Resveratrol Radical Repair by Vitamin C at the Micelle–Water Interface: Unexpected Reaction Rates Explained by Ion–Dipole Interactions

Repair reactions of lipophilic phenoxy radicals by hydrophilic co‐antioxidants at model membranes are important for understanding the factors that govern the interactions between radical scavengers in biological systems. By using near‐UV photoionization, we have selectively generated the phenoxy radical of the famous antioxidant resveratrol inside anionic (SDS), cationic (DTAC), or neutral (TX‐100) micelles, as well as in homogeneous aqueous solution, and have compared its repairs in these media by the water‐soluble co‐antioxidants ascorbic acid and ascorbate monoanion. With all surfactants, these reactions are dynamic processes at the micelle–water interface. Whereas for the combinations ascorbate monoanion/ ionic micelle the repair rates can be rationalized by the Coulombic interactions, unexpected effects were observed with the neutral ascorbic acid and the charged micelles: for the anionic micelles, this repair is three times faster than in homogeneous solution, and two orders of magnitude faster than for the cationic micelles.
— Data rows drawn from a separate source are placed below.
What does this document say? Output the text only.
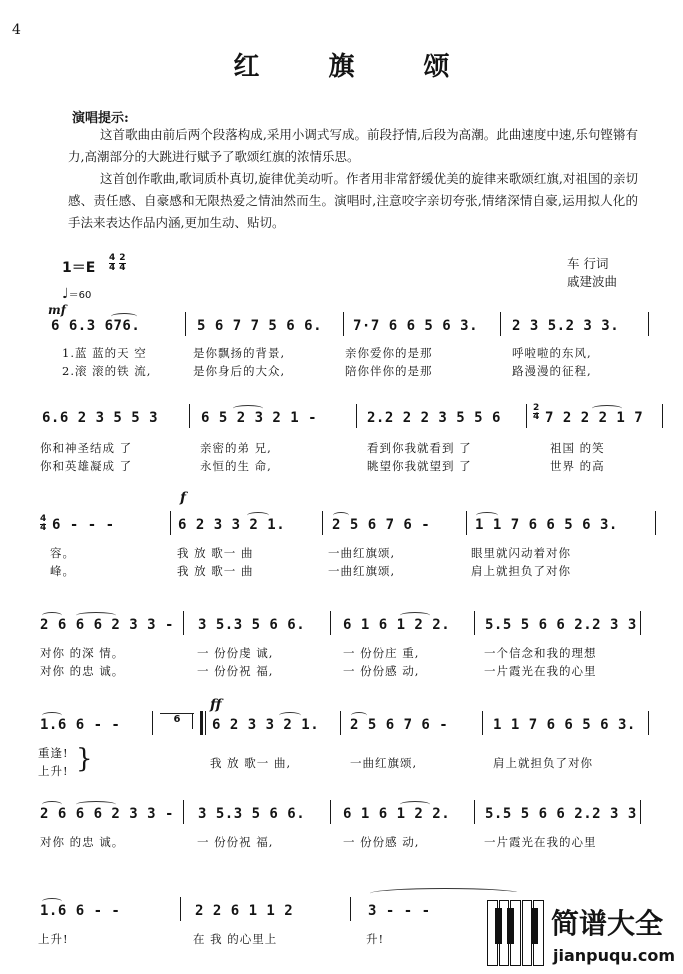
4
红 旗 颂
演唱提示:
这首歌曲由前后两个段落构成,采用小调式写成。前段抒情,后段为高潮。此曲速度中速,乐句铿锵有力,高潮部分的大跳进行赋予了歌颂红旗的浓情乐思。
这首创作歌曲,歌词质朴真切,旋律优美动听。作者用非常舒缓优美的旋律来歌颂红旗,对祖国的亲切感、责任感、自豪感和无限热爱之情油然而生。演唱时,注意咬字亲切夸张,情绪深情自豪,运用拟人化的手法来表达作品内涵,更加生动、贴切。
车 行词
戚建波曲
1＝E
4 2
4 4
♩＝60
mf
6 6.3 676.	5 6 7 7 5 6 6. 7·7 6 6 5 6 3. 2 3 5.2 3 3.
1.蓝 蓝的天 空	是你飘扬的背景,	亲你爱你的是那	呼啦啦的东风,
2.滚 滚的铁 流,	是你身后的大众,	陪你伴你的是那	路漫漫的征程,
6.6 2 3 5 5 3	6 5 2 3 2 1 -	2.2 2 2 3 5 5 6
2
4 7 2 2 2 1 7
你和神圣结成 了	亲密的弟 兄,	看到你我就看到 了	祖国 的笑
你和英雄凝成 了	永恒的生 命,	眺望你我就望到 了	世界 的高
4
4 6 - - -
f
6 2 3 3 2 1.	2 5 6 7 6 -	1 1 7 6 6 5 6 3.
容。	我 放 歌一 曲	一曲红旗颂,	眼里就闪动着对你
峰。	我 放 歌一 曲	一曲红旗颂,	肩上就担负了对你
2 6 6 6 2 3 3 - 3 5.3 5 6 6.	6 1 6 1 2 2. 5.5 5 6 6 2.2 3 3
对你 的深 情。	一 份份虔 诚,	一 份份庄 重,	一个信念和我的理想
对你 的忠 诚。	一 份份祝 福,	一 份份感 动,	一片霞光在我的心里
1.6 6 - -	6
ff
6 2 3 3 2 1. 2 5 6 7 6 -	1 1 7 6 6 5 6 3.
重逢!
上升! }	我 放 歌一 曲,	一曲红旗颂,	肩上就担负了对你
2 6 6 6 2 3 3 - 3 5.3 5 6 6.	6 1 6 1 2 2. 5.5 5 6 6 2.2 3 3
对你 的忠 诚。	一 份份祝 福,	一 份份感 动,	一片霞光在我的心里
1.6 6 - -	2 2 6 1 1 2	3 - - -
上升!	在 我 的心里上	升!	简谱大全
jianpuqu.com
Given that the repair by a concerted proton–electron transfer demands a coplanar arrangement of the resveratrol phenoxy centre sticking out into the Stern layer and the co‐antioxidant hydroxy moiety approaching from the aqueous bulk, we explain these results by ion–dipole interactions: only at a negatively charged micellar surface does the direction of the large dipole moment of ascorbic acid lead to an orientation favourable for the repair.